The decision to dump the First after the Joker's official return came incredibly easily to me. I'm sure the doctor's former patient, even after a full course of rehabilitation at Arkham Asylum, would have caused a lot of bloodshed not only for me, but for the whole of Gotham, so the way out of this difficult situation was obvious. Occam's Razor in all its glory. Ha ha ha, literally a razor. That's funny.

We soon arrived at the island with the psykers and descended to the lower levels along with quite a crowd of people.
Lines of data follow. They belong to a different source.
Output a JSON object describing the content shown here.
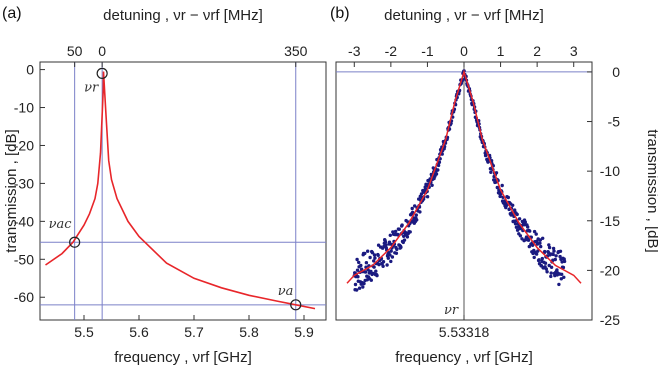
{
  "colors": {
    "fit": "#e8262a",
    "data": "#1a1a80",
    "guide": "#7b80c8",
    "axis": "#333333"
  },
  "panels": [
    {
      "tag": "(a)",
      "xlabel": "frequency , νrf [GHz]",
      "ylabel": "transmission , [dB]",
      "top_label": "detuning , νr − νrf [MHz]",
      "x_ticks": [
        "5.5",
        "5.6",
        "5.7",
        "5.8",
        "5.9"
      ],
      "y_ticks": [
        "0",
        "-10",
        "-20",
        "-30",
        "-40",
        "-50",
        "-60"
      ],
      "top_ticks": [
        "50",
        "0",
        "350"
      ],
      "markers": [
        "νr",
        "νac",
        "νa"
      ]
    },
    {
      "tag": "(b)",
      "xlabel": "frequency , νrf [GHz]",
      "ylabel": "transmission , [dB]",
      "top_label": "detuning , νr − νrf [MHz]",
      "x_ticks": [
        "5.53318"
      ],
      "y_ticks": [
        "0",
        "-5",
        "-10",
        "-15",
        "-20",
        "-25"
      ],
      "top_ticks": [
        "-3",
        "-2",
        "-1",
        "0",
        "1",
        "2",
        "3"
      ],
      "markers": [
        "νr"
      ]
    }
  ],
  "chart_data": [
    {
      "type": "line",
      "title": "",
      "xlabel": "frequency , νrf [GHz]",
      "ylabel": "transmission , [dB]",
      "xlim": [
        5.42,
        5.94
      ],
      "ylim": [
        -66,
        2
      ],
      "grid": false,
      "series": [
        {
          "x": [
            5.43,
            5.46,
            5.48,
            5.5,
            5.51,
            5.52,
            5.525,
            5.53,
            5.535,
            5.5355,
            5.54,
            5.545,
            5.55,
            5.56,
            5.58,
            5.6,
            5.65,
            5.7,
            5.75,
            5.8,
            5.85,
            5.885,
            5.92
          ],
          "y": [
            -51.5,
            -48.5,
            -45.5,
            -41,
            -38,
            -34,
            -30,
            -22,
            -5,
            -0.5,
            -12,
            -24,
            -29,
            -34,
            -40,
            -44,
            -51,
            -55,
            -57.5,
            -59.5,
            -61,
            -62,
            -63
          ]
        }
      ],
      "markers": [
        {
          "label": "νr",
          "x": 5.533,
          "y": -1
        },
        {
          "label": "νac",
          "x": 5.483,
          "y": -45.5
        },
        {
          "label": "νa",
          "x": 5.885,
          "y": -62
        }
      ],
      "guides": {
        "vertical": [
          5.483,
          5.533,
          5.885
        ],
        "horizontal": [
          -45.5,
          -62
        ]
      },
      "top_axis": {
        "label": "detuning , νr − νrf [MHz]",
        "ticks": [
          {
            "label": "50",
            "x": 5.483
          },
          {
            "label": "0",
            "x": 5.533
          },
          {
            "label": "350",
            "x": 5.885
          }
        ]
      }
    },
    {
      "type": "scatter",
      "title": "",
      "xlabel": "frequency , νrf [GHz]",
      "ylabel": "transmission , [dB]",
      "xlim": [
        -3.5,
        3.5
      ],
      "ylim": [
        -25,
        1
      ],
      "grid": false,
      "x_units": "detuning [MHz]",
      "center_tick": {
        "label": "5.53318",
        "x": 0
      },
      "series": [
        {
          "name": "data",
          "x": [
            -3.0,
            -2.75,
            -2.5,
            -2.25,
            -2.0,
            -1.75,
            -1.5,
            -1.25,
            -1.0,
            -0.75,
            -0.5,
            -0.3,
            -0.15,
            0.0,
            0.15,
            0.3,
            0.5,
            0.75,
            1.0,
            1.25,
            1.5,
            1.75,
            2.0,
            2.25,
            2.5,
            2.75
          ],
          "y": [
            -20.5,
            -20.0,
            -19.5,
            -18.6,
            -17.7,
            -16.6,
            -15.2,
            -13.7,
            -11.9,
            -9.6,
            -6.8,
            -4.0,
            -2.0,
            0.0,
            -2.0,
            -4.0,
            -6.8,
            -9.6,
            -11.9,
            -13.7,
            -15.2,
            -16.6,
            -17.7,
            -18.6,
            -19.5,
            -20.0
          ]
        },
        {
          "name": "fit",
          "x": [
            -3.2,
            -3.0,
            -2.5,
            -2.0,
            -1.5,
            -1.0,
            -0.5,
            -0.25,
            0.0,
            0.25,
            0.5,
            1.0,
            1.5,
            2.0,
            2.5,
            3.0,
            3.2
          ],
          "y": [
            -21.3,
            -20.5,
            -19.5,
            -17.7,
            -15.2,
            -11.9,
            -6.8,
            -3.0,
            0.0,
            -3.0,
            -6.8,
            -11.9,
            -15.2,
            -17.7,
            -19.5,
            -20.5,
            -21.3
          ]
        }
      ],
      "markers": [
        {
          "label": "νr",
          "x": 0,
          "y": -24
        }
      ],
      "guides": {
        "vertical": [
          0
        ],
        "horizontal": [
          0
        ]
      },
      "top_axis": {
        "label": "detuning , νr − νrf [MHz]",
        "ticks": [
          {
            "label": "-3",
            "x": -3
          },
          {
            "label": "-2",
            "x": -2
          },
          {
            "label": "-1",
            "x": -1
          },
          {
            "label": "0",
            "x": 0
          },
          {
            "label": "1",
            "x": 1
          },
          {
            "label": "2",
            "x": 2
          },
          {
            "label": "3",
            "x": 3
          }
        ]
      }
    }
  ]
}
"Victor, are you okay?" I asked the orange and blue prisoner as I watched the hired workers carefully load the capsule with his wife onto a large cart.

"I'm fine. Nora said you're trustworthy.

"Mm-hmm, okay.

Hell, I don't seem to have any adequate acquaintances other than Alfred. Although Bats' butler, in my opinion, is a saint who should be memorialized during his lifetime. Not only did he play "Return of the Joker" without question, but he agreed to look after Frankie while we were away. I wasn't too worried about the plant, as well as about the health of the Wayne estate's inhabitants, because over the past few days I had managed to share enough mana with the unusual pet to give it the rudiments of reason.

After placing the sleeping beauty in her new apartment, located in a two-story building in the west of Gotham, I went with Harley first to Shadow Peak, to charge the diamonds with neutral mana, and then to visit Mousey, where I stayed until the evening.

It was an eventful night.

The Joker-hero caused an unprecedented stir among the criminal elements. At times, it seemed that criminals crawled out onto the streets of Gotham just to see this unusual phenomenon. The police, too, were too active, trying to catch me, but they didn't have a chance, because one hero had learned his lesson and was getting away from the scene of justice. Eh, it's even a little sad that this is practically a one-time action. Still, I've already completed all the business in Gotham, which means there's no point in postponing my vacation any longer. Big world, wait for me!